Aboriginal Knowledge

There are few known records referring to Aboriginal use of basking sharks. George (2003) mentions that there is a stream in Clayoquot Sound called ‘Shark Creek’ which is named after the Nuu-Chah-Nulth place name, mamach-aqtlnit, which is the translation for basking shark. Drucker (1951) explains how Nootkan tribes in the 1850s harpooned big “mud sharks” using sealing harpoons and how hunting them was not dangerous or difficult as the shark was not “wary”. 
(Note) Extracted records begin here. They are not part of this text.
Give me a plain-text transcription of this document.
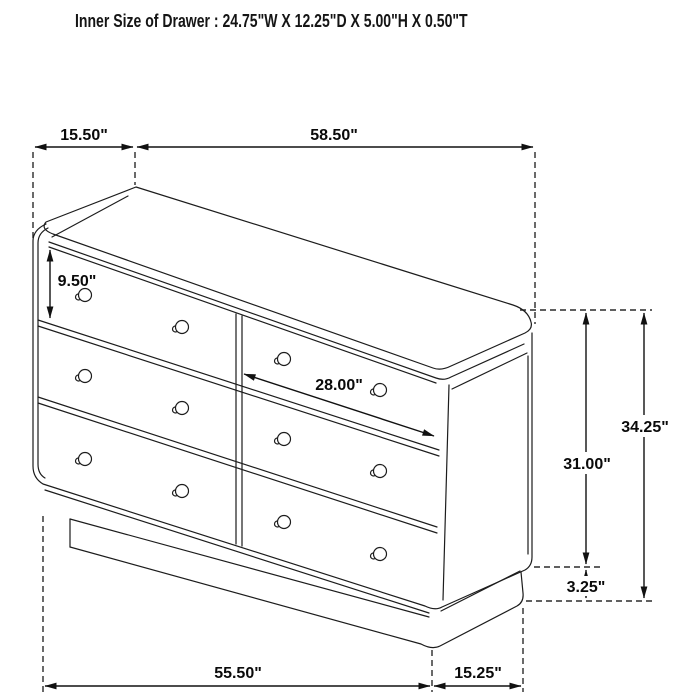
Inner Size of Drawer : 24.75"W X 12.25"D X 5.00"H X 0.50"T
15.50"	58.50"
9.50"
28.00"
31.00"
34.25"
3.25"
55.50"	15.25"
Dawson (1880) reported that, “large sharks are much feared by the Haidas, who allege that they frequently break their canoes and eat the unfortunate occupants. No instance of this kind is known to me, but they fear to attack these creatures. When, however, one of them is stranded, or found from any cause in a moribund state, they are not slow to take advantage of its condition, and from the liver extract a large quantity of oil.”

The Province newspaper in 1944 published an article about the Huu-ay-aht Whaling Chief John Moses (Barkley Sound) who “on any sunny day when the water is reasonably calm” would paddle his dugout canoe, sometimes 10 miles offshore to kill basking sharks by means of “heavy spear attached to 600 feet of half-inch rope”. Once speared, a struggle would sometimes extend over a period of six hours, after which time he would tie the dead basking shark astern and set out to tow it back to shore--10 miles away. The incentive for the trip was $80 for selling the liver.